Film Untuk Angeline Diharapkan Jadi Kampanye Perlindungan Anak

Anto Karibo diperbarui 22 Jan 2016, 23:42 WIB

Fimela.com, Jakarta Film Untuk Angeline diangkat dari kisah tragis Angeline, bocah 8 tahun yang diduga dibunuh ibu angkatnya sendiri. Salah satu pemain film tersebut adalah Kinaryosih. Pemeran Hamidah ini menangis setiap melakukan pendalaman peran di film itu.

Merasa sudah menjadi tanggung jawabnya sebagai pemeran, Kinaryosih pun ikut dalam silaturahmi ke beberapa pihak seperti Komnas (Komisi Nasional) Anak. Mereka diantaranya bertemu dengan Kak Seto dan Aris Merdeka Sirait.

"Syuting filmnya masih beberapa minggu lagi. Pak Aris setuju tapi beliau maunya ceritanya real, tapi kan semua tahu ini kejadiannya sangat kejam,” tutur Kinaryosih di kantor Komnas Anak, Pasar Rebo, Jakarta Timur, Rabu (20/1/2016). “Tapi kalau real takutnya membahayakan untuk semuanya. Intinya beliau setuju tapi harus real, kita kasih pemahaman, kita halusin ceritanya," lanjut Kinar.

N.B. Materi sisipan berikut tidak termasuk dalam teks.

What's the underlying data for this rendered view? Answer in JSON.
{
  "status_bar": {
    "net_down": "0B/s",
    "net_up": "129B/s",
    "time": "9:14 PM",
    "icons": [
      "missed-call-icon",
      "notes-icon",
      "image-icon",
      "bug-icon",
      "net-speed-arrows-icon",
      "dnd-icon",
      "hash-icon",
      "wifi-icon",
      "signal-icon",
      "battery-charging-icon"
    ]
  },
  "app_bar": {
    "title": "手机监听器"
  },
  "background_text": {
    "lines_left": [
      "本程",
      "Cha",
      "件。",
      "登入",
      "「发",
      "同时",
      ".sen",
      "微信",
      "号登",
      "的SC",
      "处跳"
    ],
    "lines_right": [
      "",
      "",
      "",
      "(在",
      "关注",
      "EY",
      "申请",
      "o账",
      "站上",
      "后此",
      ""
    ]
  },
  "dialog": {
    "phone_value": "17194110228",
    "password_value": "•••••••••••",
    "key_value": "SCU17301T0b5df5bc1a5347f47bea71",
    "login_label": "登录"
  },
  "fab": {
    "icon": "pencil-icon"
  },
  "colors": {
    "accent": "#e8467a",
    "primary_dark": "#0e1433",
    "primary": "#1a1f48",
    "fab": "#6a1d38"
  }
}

Yang pasti, kedua pria yang akrab mengurusi permasalahan anak ini berharap agar film Untuk Angeline bisa menjadi media untuk mengkampanyekan perlindungan terhadap anak-anak. Agar tak ada lagi Angeline-Angeline lain yang harus kehilangan nyawa karena kekerasan terhadap anak.

"Kalau bisa dijadikan kampanye untuk perlindungan anak, karena kita juga mau tidak ada lagiHamidah-Hamidah yang lain," tukasKinaryosih. 

Sedangkan sang sutradara Djito Banyu juga punya harapan senada. Ia ingin film Untuk Angeline merupakan salah satu kampanye untuk mengakhiri kekerasan terhadap anak. 

Selain Kinaryosih, film Untuk Angeline juga dibintangi Meylani Fahira yang berperan sebagai Angeline, lalu ada Roy Marten, Ida Zein, Roweina Umboh, Paramitha Rusady, Teuku Rifnu Wikana dan Krisna Mukti.